- Born: 1842 Germany
- Died: February 20, 1897 Flushing, New York, US
- Allegiance: United States Union;
- Branch: Union Army
- Rank: Sergeant
- Unit: 34th New York Battery
- Conflicts: American Civil War Battle of Spotsylvania Court House;
- Awards: Medal of Honor

= Valentine Rossbach =

American Civil War Medal of Honor recipient

Valentine Rossbach (or Rossback) (1842 – February 20, 1897) was a German-American soldier and member of the 34th New York Battery who fought in the American Civil War and was awarded the Medal of Honor for services in the Battle of Spotsylvania Court House.

==Biography==
Valentine Rossbach was born in 1842 in Germany.

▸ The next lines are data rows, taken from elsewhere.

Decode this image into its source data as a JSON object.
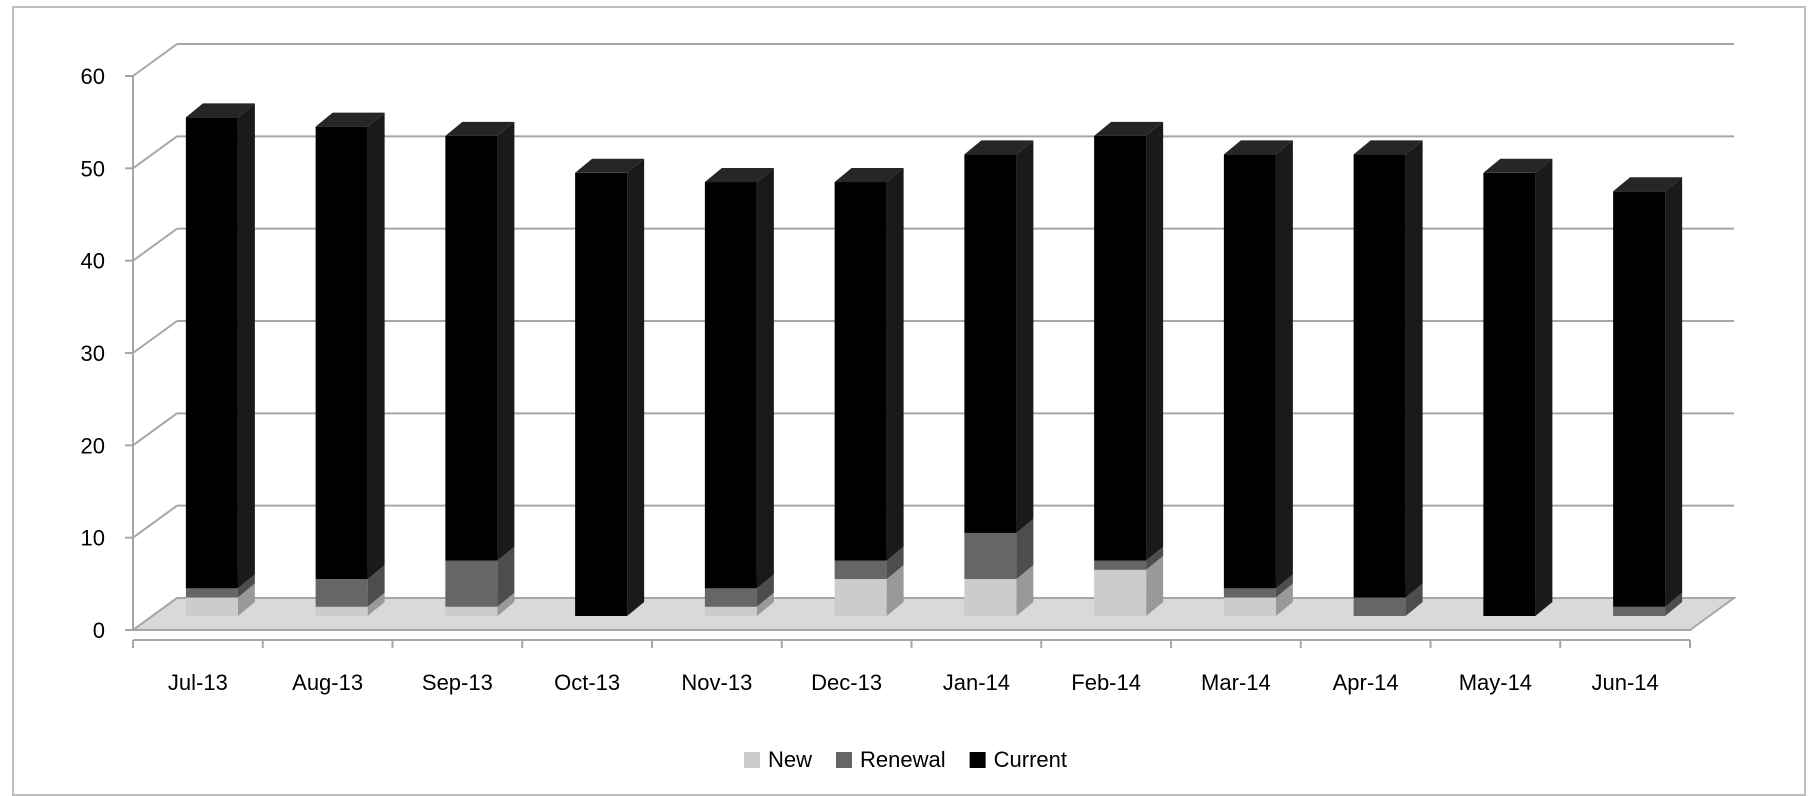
{
  "chart_data": {
    "type": "bar",
    "stacked": true,
    "three_d": true,
    "categories": [
      "Jul-13",
      "Aug-13",
      "Sep-13",
      "Oct-13",
      "Nov-13",
      "Dec-13",
      "Jan-14",
      "Feb-14",
      "Mar-14",
      "Apr-14",
      "May-14",
      "Jun-14"
    ],
    "series": [
      {
        "name": "New",
        "values": [
          2,
          1,
          1,
          0,
          1,
          4,
          4,
          5,
          2,
          0,
          0,
          0
        ]
      },
      {
        "name": "Renewal",
        "values": [
          1,
          3,
          5,
          0,
          2,
          2,
          5,
          1,
          1,
          2,
          0,
          1
        ]
      },
      {
        "name": "Current",
        "values": [
          51,
          49,
          46,
          48,
          44,
          41,
          41,
          46,
          47,
          48,
          48,
          45
        ]
      }
    ],
    "series_colors": {
      "New": "#cccccc",
      "Renewal": "#666666",
      "Current": "#000000"
    },
    "ylim": [
      0,
      60
    ],
    "yticks": [
      0,
      10,
      20,
      30,
      40,
      50,
      60
    ],
    "grid": true,
    "legend_position": "bottom"
  }
}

He enlisted in the 34th New York Battery during the American Civil War.

He received the Medal of Honor for heroism at the Battle of Spotsylvania Court House on May 12, 1864.

His Medal of Honor citation reads as follows:

for extraordinary heroism on 12 May 1864, while serving with 34th New York Battery, in action at Spotsylvania, Virginia. Sergeant Rossbach encouraged his cannoneers to hold a very dangerous position, and when all depended on several good shots it was from his piece that the most effective were delivered, causing the enemy's fire to cease and thereby relieving the critical position of the Federal troops.

==Death and burial==
Sergeant Rossbach died on February 20, 1897 (aged about 54 or 55) in Flushing, New York. He was interred at Cypress Hills National Cemetery.